I have in the past but i have too neglected this over the last year or so. I was actually just thinking about this last night while reading Jonah.


----------



## Rich Koster (Jul 1, 2009)

I do not totally fast in the manner that is described in Esther. However, I do engage in periodic abstinence of certain foods, drink or avoid entertainment.


----------



## ReformedChapin (Jul 1, 2009)

I don't really understand the contemporary application of fasting therefore I have neglected it. I have participate before when I was part of my old charismatic church but they seem to try to copy the early church which as we all know isn't always a good thing.


----------



## wturri78 (Jul 1, 2009)

It looks like fasting isn't a huge part of the lives of at least 33 people on this discussion board 

The matter of abstaining from certain forms of drink, dress, entertainment, etc. I would not consider "fasting" unless they were given up for set periods of time with some desired outcomes. For example, not eating meat or some other desired food for some period, for the sake of strengthening oneself against temptation, etc. would be a fast--there is nothing inherently sinful in eating that food. Abstaining from behaviors that are inherently sinful, or could easily lead down the path of sin, isn't so much _fasting_ as changing your lifestyle. At least that's how I'd look at it. 

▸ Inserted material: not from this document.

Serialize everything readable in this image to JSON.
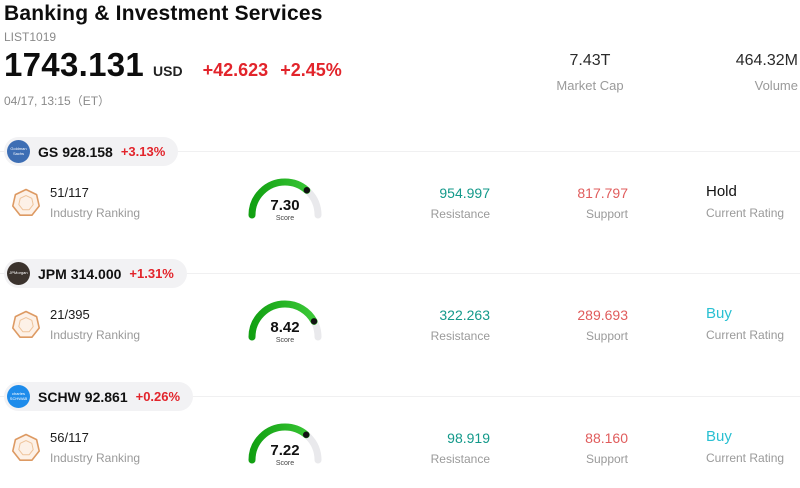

Rote fasting seems legalistic to me and probably most here. For example, not eating meat on Fridays or being allowed to have oil but not wine (EO tradition) on certain days--well, I know plenty who may observe them strictly but don't seem to have any idea of why they're doing it. I know Catholics who breeze through Lent because they're vegetarians anyway 

The prophets fasted--the kings fasted--the disciples fasted--Jesus fasted--pretty much everyone who came afterward fasted--so I'm thinking there must be something to this?


----------



## AThornquist (Jul 1, 2009)

I'm a cessationist so I don't think that fasting... (just kidding--would be a fun discussion if I went with it, though!) I'm trying to "get into" fasting but as of right now it has only been every once in a random great while.


----------



## WaywardNowHome (Jul 1, 2009)

I fasted once in my life and it was prior to my conversion. As preparation for a short-term mission trip years ago, it was recommended that I give up all food and fast for 24 hours but I wasn't really sure why. I didn't spend any of that time meditating, thinking about God and His grace, praying, etc. I just endured for 24 hours and then feasted when midnight struck.

Now that I have a better understanding of _why_ we should fast, I may do it sometime in the near future. 

But it's really hard to let go of food...


----------



## VilnaGaon (Jul 1, 2009)

I used to fast when I was a member of a Pentecostal Church years ago. The Minister of that church who was a godly man fervently believed in fasting as a means to aid in the Mortification of the flesh. Since I joined the Reformed Church, sadly I have not fasted. Richard Baxter in his ""Christian Directory""(which all christians should read) recommended Fasting, especially to break the hold of Lusts. For guys like me who do physical work for a living, Fasting ain't easy.


----------



## jawyman (Jul 2, 2009)

In all honesty I have only tried fasting one time and it was a juice fast. I believe for myself fasting would be a very good spiritual discipline to develop. I have been researching biblical fasting as well as extra-biblical sources on fasting. 

I pray that I will have the strength and discipline to fast on a regular basis. I personally feel that fasting aids in our humiliation as we approach the Lord in supplication. We also need to rely more on the Lord during a fast as we turn to be feed on the Word of God and let go of our earthly concerns.

This is just my opinion.


----------



## dr_parsley (Jul 2, 2009)

Fasting goes with a special time of prayer (which may be more or less frequently depending upon your other commitments and lifestyle) and it's primary use is an aid to mortification, to waiting on God and being attentive to him. “By fasting, the body learns to obey the soul; by praying, the soul learns to command the body.” William Secker. I find I fast sometimes not at all for years and then I fast one day a week for a while, and then occasionally a longer one. It's very easy to do it with the wrong focus, for health or pride.


----------